Donnerstag, 5. März 2020

Schludrigkeit? Journalismus-Lektüre (Beobachtung der Beobachter 99 )

Beim Frühstück eine Zeitung zu lesen, wenn es einem gut schmeckt, bedeutet die Gefahr, zu einem trägen Leser zu werden. Das fiel mir auf, als ich den langen Riemen über den bayrischen Ministerpräsidenten in der Frankfurter Allgemeinen Sonntagszeitung (1.3.2020, S. 3) überflog - der Autor ist Timo Frasch, sein Text ist überschrieben:

"Der Kanzlermacher. Markus Söder kann von Bayern aus eine Menge bewirken. Warum sollte er da nach Berlin gehen?"

Ich las:

"Söders Hang zum Effekt verdeckt, dass er extrem fleißig ist. Er liest viel - und nicht nur das, was er von Amts wegen muss".
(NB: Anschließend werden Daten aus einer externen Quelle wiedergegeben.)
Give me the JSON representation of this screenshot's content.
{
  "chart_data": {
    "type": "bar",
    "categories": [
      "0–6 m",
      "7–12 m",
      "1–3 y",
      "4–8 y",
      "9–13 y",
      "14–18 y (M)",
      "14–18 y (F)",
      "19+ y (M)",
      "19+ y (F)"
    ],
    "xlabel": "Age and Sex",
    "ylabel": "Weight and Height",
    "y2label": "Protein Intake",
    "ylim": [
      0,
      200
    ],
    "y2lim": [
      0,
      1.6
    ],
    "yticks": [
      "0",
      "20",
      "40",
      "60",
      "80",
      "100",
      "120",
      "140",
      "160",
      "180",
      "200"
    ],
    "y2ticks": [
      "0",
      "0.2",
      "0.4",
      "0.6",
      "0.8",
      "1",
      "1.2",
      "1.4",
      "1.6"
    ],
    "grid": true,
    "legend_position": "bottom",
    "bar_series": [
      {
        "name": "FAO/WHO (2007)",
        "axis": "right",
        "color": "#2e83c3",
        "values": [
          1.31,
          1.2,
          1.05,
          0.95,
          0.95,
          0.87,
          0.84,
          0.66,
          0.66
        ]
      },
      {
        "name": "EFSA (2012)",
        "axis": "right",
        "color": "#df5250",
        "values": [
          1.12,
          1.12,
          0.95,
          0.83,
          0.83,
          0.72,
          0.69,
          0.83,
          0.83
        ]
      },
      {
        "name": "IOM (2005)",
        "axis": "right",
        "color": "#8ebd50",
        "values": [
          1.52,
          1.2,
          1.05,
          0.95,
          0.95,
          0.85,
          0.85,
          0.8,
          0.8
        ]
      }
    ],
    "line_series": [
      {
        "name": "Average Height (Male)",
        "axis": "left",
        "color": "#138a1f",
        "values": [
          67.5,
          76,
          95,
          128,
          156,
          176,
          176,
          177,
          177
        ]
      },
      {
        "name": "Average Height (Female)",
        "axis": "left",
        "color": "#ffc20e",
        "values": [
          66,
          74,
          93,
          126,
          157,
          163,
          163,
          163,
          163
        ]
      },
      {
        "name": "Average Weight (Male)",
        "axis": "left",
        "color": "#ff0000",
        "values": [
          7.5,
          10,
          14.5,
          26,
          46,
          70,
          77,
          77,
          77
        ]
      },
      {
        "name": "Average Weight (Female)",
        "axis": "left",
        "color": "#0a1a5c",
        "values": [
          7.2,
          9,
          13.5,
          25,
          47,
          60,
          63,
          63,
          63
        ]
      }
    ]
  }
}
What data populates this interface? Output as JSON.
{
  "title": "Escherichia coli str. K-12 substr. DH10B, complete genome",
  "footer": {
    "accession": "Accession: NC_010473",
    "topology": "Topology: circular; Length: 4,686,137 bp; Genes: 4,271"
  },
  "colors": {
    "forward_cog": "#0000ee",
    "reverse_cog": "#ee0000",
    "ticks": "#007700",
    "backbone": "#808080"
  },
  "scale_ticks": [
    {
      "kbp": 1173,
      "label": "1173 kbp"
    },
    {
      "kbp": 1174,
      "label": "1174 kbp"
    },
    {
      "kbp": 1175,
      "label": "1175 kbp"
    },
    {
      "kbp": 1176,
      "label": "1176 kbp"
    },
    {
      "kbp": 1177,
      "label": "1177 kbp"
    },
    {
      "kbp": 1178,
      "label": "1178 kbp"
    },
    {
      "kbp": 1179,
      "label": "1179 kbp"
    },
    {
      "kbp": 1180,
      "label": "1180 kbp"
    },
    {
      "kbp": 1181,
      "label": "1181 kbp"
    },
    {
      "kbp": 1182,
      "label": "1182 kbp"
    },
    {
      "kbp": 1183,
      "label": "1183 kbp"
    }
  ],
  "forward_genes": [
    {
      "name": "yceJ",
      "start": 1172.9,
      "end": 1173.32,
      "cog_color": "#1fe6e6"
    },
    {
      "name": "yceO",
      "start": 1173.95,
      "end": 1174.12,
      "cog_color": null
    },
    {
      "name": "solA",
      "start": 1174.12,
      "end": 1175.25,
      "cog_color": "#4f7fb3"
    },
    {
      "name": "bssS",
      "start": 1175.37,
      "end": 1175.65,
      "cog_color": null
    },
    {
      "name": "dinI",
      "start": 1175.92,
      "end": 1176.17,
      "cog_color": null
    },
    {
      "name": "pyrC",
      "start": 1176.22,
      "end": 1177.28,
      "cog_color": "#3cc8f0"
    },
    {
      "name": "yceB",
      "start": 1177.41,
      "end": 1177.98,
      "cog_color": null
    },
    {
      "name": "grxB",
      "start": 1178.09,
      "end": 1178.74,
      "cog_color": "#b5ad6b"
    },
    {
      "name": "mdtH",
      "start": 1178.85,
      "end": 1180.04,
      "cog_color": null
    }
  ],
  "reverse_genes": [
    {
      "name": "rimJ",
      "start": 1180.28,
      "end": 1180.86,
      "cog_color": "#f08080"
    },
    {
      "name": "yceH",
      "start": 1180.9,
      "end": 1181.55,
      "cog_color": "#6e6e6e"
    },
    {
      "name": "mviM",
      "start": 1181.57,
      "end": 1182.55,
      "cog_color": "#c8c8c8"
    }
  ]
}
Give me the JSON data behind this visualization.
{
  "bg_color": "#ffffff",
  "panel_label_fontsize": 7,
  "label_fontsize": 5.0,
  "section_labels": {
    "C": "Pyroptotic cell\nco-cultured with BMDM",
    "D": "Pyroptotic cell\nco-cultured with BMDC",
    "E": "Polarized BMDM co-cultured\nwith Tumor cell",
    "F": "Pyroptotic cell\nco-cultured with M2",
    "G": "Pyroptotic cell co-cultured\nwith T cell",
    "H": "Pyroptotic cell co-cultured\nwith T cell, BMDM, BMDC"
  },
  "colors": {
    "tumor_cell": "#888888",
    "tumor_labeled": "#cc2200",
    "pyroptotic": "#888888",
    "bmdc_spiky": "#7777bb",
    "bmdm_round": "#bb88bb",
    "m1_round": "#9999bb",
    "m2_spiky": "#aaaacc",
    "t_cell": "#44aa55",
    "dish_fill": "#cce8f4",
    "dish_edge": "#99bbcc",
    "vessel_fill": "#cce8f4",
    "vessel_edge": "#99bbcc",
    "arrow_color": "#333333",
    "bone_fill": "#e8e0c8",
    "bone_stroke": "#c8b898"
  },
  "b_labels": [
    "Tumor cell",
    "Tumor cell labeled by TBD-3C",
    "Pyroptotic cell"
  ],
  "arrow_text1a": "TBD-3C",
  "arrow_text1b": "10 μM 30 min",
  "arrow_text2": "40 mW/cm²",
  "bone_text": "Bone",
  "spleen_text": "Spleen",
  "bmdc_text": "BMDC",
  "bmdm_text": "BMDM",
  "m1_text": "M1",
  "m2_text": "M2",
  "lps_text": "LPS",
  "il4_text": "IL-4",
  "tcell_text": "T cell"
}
Klingt gut: er liest viel.
Wieviel liest er ? Was liest er? Was hat er mit wirklichem Interesse gelesen? Und was hat er behalten? Von welcher Lektüre hat er profitiert?

Er liest viel. Klingt gut, sagt aber nichts. Ein Satz des Bluffs und der Schludrigkeit, vermute ich. Lesen ist eine zeitintensive Tätigkeit. Das Investment in einen unbekannten Text - ein Experiment der Neugier. Wilhelm Salber, mein Professor in Köln, ein Schnell- und Vielleser, sagte einmal, er könnte im Jahr höchstens 15 Bücher lesen. Wahrscheinlich dachte er an eine genaue Lektüre (mit Bleistift zum Exzerpieren). Er liest viel. Beinahe hätte ich's geglaubt.